1. **Tell a story for an audience**: This rule emphasizes the interaction between authors and audiences by showing the audiences not only the codes but also the story behind the data and the process of thoughts of telling the story. The audiences of this notebook are probably the TAs and classmates in this course, so I need to demonstrate the figures in order to give intuitive pictures to audiences.


2. **Document the process, not just the results**: This rule emphasizes that the authors should tell audiences how to clean data and how to achieve the results. In this exercise, comments and texts are used to show the audiences how I get the data, clean them and plot them finally.


3. **Use cell division**: This rule refers to the well-structured notebook which has high readability. We should try to avoid the cells that contain too many contents. It is better to have only one task (loading data, data cleaning, or plotting) in one cell. In this notebook, there are mainly four parts, and each part includes roughly four cells, two for markdowns and two for data cleaning and plotting.

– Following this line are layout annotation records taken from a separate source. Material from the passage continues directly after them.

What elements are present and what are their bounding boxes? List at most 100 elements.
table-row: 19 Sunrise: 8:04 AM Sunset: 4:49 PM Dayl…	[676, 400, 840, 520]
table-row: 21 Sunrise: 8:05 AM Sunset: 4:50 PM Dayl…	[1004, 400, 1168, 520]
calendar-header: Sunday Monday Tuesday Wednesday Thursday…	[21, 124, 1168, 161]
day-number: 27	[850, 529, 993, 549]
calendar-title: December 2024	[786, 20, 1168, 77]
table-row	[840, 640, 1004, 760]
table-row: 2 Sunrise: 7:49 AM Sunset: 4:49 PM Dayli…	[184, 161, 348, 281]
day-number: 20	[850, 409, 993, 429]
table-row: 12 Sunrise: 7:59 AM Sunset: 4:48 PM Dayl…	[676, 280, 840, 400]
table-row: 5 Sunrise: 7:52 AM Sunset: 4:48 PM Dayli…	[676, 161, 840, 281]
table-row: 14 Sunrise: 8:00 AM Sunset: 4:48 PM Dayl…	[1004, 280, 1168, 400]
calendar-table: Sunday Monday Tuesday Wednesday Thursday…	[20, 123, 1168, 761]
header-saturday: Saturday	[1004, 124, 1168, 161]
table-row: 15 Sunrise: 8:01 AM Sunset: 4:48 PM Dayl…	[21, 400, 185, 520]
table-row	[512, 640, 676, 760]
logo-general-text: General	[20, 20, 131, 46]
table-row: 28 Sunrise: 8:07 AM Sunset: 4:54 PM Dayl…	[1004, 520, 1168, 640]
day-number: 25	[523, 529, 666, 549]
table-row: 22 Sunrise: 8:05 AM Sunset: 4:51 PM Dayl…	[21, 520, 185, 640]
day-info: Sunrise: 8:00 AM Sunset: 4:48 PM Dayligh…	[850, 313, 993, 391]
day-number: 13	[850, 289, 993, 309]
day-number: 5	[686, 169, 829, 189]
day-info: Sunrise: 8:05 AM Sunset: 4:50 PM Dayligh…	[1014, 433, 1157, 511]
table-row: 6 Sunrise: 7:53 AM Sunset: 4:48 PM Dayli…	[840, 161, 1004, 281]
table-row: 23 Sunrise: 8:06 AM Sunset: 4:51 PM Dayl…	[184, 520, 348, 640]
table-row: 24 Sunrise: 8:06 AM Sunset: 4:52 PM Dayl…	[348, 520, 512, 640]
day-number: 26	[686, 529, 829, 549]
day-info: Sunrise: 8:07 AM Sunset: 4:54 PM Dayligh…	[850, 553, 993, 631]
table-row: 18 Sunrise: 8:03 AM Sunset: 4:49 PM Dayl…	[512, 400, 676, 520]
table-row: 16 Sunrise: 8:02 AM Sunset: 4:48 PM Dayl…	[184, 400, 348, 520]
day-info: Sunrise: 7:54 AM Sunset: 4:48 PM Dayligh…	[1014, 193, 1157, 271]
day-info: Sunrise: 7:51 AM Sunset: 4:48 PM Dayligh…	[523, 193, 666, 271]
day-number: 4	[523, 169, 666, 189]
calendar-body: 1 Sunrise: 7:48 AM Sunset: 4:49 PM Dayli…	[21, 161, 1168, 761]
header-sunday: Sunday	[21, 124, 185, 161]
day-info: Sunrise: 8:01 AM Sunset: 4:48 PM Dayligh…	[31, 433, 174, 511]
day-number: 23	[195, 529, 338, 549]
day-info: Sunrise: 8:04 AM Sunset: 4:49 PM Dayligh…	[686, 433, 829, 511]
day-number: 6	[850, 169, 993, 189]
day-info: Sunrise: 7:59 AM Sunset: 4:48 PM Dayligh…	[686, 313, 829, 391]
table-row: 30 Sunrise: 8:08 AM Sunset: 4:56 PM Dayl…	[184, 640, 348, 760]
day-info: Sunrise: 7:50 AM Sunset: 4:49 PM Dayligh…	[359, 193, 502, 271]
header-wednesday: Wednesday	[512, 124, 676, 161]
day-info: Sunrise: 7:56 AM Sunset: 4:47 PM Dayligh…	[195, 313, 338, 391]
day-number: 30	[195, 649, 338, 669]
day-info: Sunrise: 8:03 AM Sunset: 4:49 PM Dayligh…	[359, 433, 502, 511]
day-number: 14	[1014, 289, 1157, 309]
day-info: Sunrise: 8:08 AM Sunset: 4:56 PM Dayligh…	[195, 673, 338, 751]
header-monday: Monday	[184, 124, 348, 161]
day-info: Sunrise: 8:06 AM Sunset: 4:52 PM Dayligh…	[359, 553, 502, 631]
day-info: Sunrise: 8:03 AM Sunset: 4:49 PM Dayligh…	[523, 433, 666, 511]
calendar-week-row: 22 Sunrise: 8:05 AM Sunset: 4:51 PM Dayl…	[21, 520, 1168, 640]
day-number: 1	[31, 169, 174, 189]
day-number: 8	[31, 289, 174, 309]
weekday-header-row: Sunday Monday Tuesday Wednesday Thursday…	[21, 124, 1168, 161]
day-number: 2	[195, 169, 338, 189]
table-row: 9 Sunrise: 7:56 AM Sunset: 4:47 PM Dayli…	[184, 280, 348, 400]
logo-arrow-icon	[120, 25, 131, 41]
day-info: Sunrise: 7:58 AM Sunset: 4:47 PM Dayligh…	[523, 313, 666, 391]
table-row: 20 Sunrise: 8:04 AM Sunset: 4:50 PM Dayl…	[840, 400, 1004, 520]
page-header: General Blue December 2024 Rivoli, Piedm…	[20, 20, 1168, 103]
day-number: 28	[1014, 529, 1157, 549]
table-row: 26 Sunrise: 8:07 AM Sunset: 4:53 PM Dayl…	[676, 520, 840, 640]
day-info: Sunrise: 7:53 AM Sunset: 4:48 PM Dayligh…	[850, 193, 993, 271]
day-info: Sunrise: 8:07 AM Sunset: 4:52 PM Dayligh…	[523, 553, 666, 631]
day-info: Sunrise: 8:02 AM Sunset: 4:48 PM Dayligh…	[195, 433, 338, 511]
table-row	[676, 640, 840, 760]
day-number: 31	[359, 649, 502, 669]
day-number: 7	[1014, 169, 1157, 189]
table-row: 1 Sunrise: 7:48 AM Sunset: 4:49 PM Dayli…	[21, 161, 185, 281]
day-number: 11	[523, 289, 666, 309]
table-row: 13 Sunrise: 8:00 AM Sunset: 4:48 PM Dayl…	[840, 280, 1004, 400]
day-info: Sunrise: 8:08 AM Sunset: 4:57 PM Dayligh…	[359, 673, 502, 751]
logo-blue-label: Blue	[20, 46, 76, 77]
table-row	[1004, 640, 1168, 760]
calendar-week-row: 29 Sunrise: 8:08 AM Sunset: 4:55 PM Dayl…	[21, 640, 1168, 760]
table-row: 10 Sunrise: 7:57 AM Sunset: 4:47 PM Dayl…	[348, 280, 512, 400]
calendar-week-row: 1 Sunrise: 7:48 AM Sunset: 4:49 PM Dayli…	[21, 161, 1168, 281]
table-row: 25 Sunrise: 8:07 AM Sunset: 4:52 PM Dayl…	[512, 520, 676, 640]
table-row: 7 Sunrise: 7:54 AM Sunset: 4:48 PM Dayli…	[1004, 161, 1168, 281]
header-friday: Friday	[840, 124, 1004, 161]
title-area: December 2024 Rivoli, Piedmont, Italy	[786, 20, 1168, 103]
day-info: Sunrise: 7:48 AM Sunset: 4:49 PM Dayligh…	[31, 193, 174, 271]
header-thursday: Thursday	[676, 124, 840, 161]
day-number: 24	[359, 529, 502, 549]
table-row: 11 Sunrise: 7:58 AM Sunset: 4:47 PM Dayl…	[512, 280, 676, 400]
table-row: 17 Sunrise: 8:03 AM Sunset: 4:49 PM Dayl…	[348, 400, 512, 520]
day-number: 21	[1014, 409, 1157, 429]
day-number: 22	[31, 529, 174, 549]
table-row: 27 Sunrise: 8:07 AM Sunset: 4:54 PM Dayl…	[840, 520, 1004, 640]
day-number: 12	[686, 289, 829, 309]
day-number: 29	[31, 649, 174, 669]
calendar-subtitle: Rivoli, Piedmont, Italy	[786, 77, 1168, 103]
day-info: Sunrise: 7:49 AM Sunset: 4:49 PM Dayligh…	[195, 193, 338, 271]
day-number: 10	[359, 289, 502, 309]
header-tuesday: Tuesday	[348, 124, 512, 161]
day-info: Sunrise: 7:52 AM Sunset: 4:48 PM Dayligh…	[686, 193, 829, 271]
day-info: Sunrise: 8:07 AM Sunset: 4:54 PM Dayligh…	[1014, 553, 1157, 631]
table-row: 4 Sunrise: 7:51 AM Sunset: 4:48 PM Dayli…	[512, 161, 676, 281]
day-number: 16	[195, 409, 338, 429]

9. **Design your notebooks to be read, run, and explored**: This rule asks the authors to ensure that the audiences can access, run, and explore the notebook. Because most data are obtained from the internet, it should be worried that the audiences might not access those data if the given links do not work anymore. Therefore, I save all the data in CSV files and put them in Github with the notebook to avoid the problems of accessing data.